Now, in the original proof, one just looks at $L^G$, and gets that since $L$ is unramified over $\mathbb{Q}$ (this can be seen by the impositions on the $a_i$'s), then obviously $L^G$ does also.
Let's take a different route. Instead of plugging in all of the $a_i$'s, we can plug in all but one. For example plug in $a_1, …, a_{n-1}$, and thus get an $S_n$ cover of $\mathbb{A}^1_{\mathbb{Q}}$ (all defined over $\mathbb{Q}$) given by $t^n-a_1t^{n-1}+…+(-1)^nx$ (where $x$ is my new name for $X_n$). Let's think of this as an $S_n$ cover of $\mathbb{P}^1_{\mathbb{Q}}$. We don't know the genus of the cover. Let's call this cover $D$. If you mod out $D$ by $G$: $D \rightarrow D/G$, we get a $G$-Galois cover of $D/G$, and all is defined over $L$. So $D/G$ is the $C$ I was talking about. My question is: can we be clever about our choice of $(a_1, …, a_n)$ so that $D/G$ would be a $\mathbb{P}^1$?

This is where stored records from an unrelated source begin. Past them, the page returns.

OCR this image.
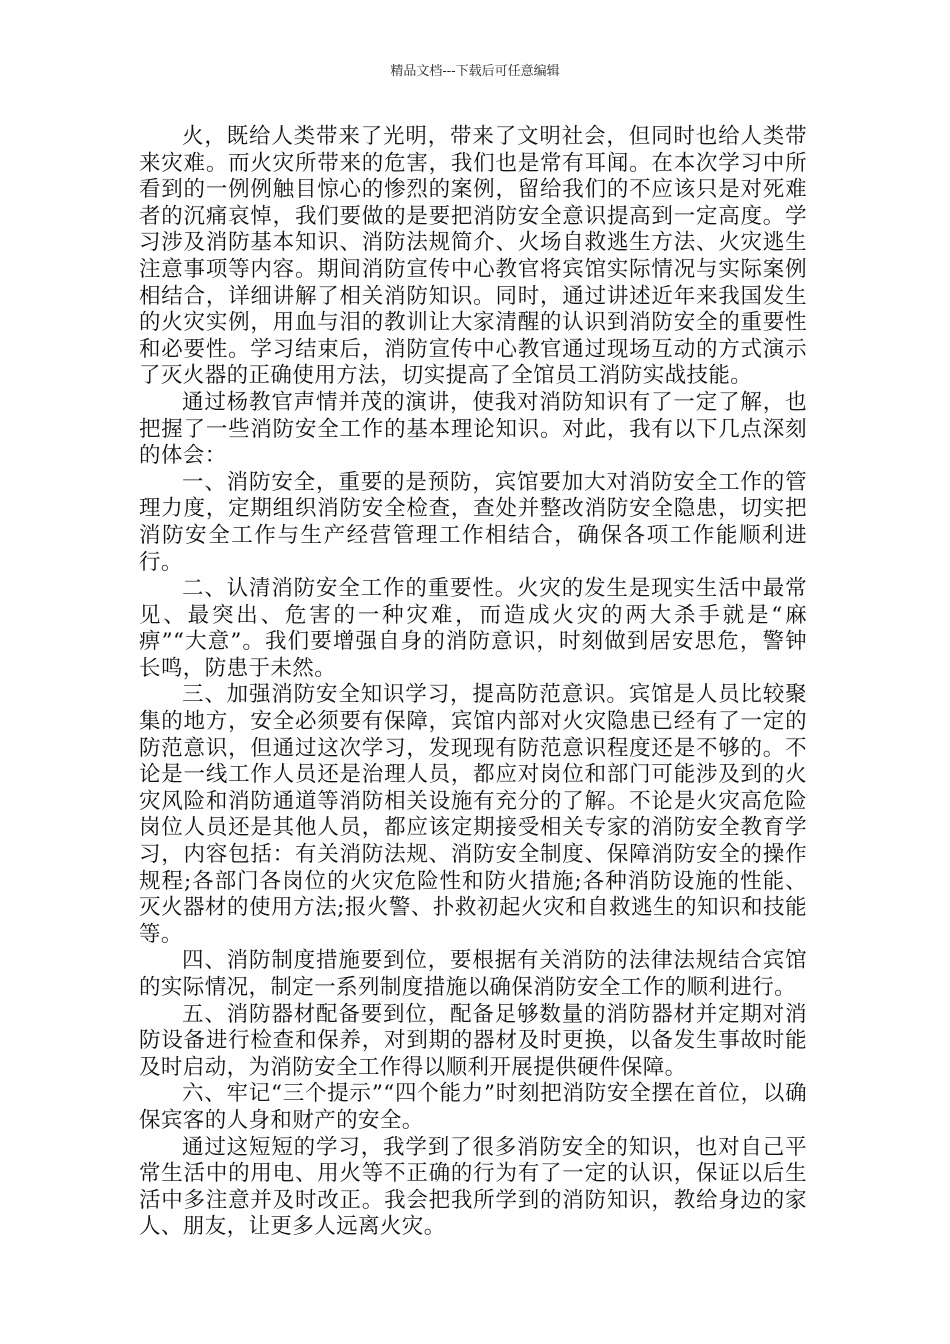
精品文档---下载后可任意编辑

火，既给人类带来了光明，带来了文明社会，但同时也给人类带来灾难。而火灾所带来的危害，我们也是常有耳闻。在本次学习中所看到的一例例触目惊心的惨烈的案例，留给我们的不应该只是对死难者的沉痛哀悼，我们要做的是要把消防安全意识提高到一定高度。学习涉及消防基本知识、消防法规简介、火场自救逃生方法、火灾逃生注意事项等内容。期间消防宣传中心教官将宾馆实际情况与实际案例相结合，详细讲解了相关消防知识。同时，通过讲述近年来我国发生的火灾实例，用血与泪的教训让大家清醒的认识到消防安全的重要性和必要性。学习结束后，消防宣传中心教官通过现场互动的方式演示了灭火器的正确使用方法，切实提高了全馆员工消防实战技能。

通过杨教官声情并茂的演讲，使我对消防知识有了一定了解，也把握了一些消防安全工作的基本理论知识。对此，我有以下几点深刻的体会：

一、消防安全，重要的是预防，宾馆要加大对消防安全工作的管理力度，定期组织消防安全检查，查处并整改消防安全隐患，切实把消防安全工作与生产经营管理工作相结合，确保各项工作能顺利进行。

二、认清消防安全工作的重要性。火灾的发生是现实生活中最常见、最突出、危害的一种灾难，而造成火灾的两大杀手就是“麻痹”“大意”。我们要增强自身的消防意识，时刻做到居安思危，警钟长鸣，防患于未然。

三、加强消防安全知识学习，提高防范意识。宾馆是人员比较聚集的地方，安全必须要有保障，宾馆内部对火灾隐患已经有了一定的防范意识，但通过这次学习，发现现有防范意识程度还是不够的。不论是一线工作人员还是治理人员，都应对岗位和部门可能涉及到的火灾风险和消防通道等消防相关设施有充分的了解。不论是火灾高危险岗位人员还是其他人员，都应该定期接受相关专家的消防安全教育学习，内容包括：有关消防法规、消防安全制度、保障消防安全的操作规程;各部门各岗位的火灾危险性和防火措施;各种消防设施的性能、灭火器材的使用方法;报火警、扑救初起火灾和自救逃生的知识和技能等。

四、消防制度措施要到位，要根据有关消防的法律法规结合宾馆的实际情况，制定一系列制度措施以确保消防安全工作的顺利进行。

五、消防器材配备要到位，配备足够数量的消防器材并定期对消防设备进行检查和保养，对到期的器材及时更换，以备发生事故时能及时启动，为消防安全工作得以顺利开展提供硬件保障。

六、牢记“三个提示”“四个能力”时刻把消防安全摆在首位，以确保宾客的人身和财产的安全。

通过这短短的学习，我学到了很多消防安全的知识，也对自己平常生活中的用电、用火等不正确的行为有了一定的认识，保证以后生活中多注意并及时改正。我会把我所学到的消防知识，教给身边的家人、朋友，让更多人远离火灾。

Of course completely different approaches are also welcome!
Best Answer
Not sure whether this is of help after such a long time, but anyway:
The answer is yes, and this even works over some number field in which all the primes in $P$ are completely split. Namely, denote by $K^P$ the maximal algebraic extension of $\mathbb{Q}$ in which all $p\in P$ split completely. As noted by Pop on p.3 here: https://www.math.upenn.edu/~pop/Research/files-Res/LF_6Oct2013.pdf , the field $K^P$ is a "large" field, meaning that every irreducible curve over $K^P$ with a smooth $K^P$-point has infinitely many such points (I suppose for this particular field, the "large" property actually follows from some variant of Krasner's lemma). The regular inverse Galois problem is known to have a positive answer over all large fields (due to e.g. Pop, Harbater, Jarden etc.), so there is a regular $G$-Galois extension of $\mathbb{P}^1(K^P)$. But this extension must of course be defined over some number field $F\subset K^P$, giving the answer.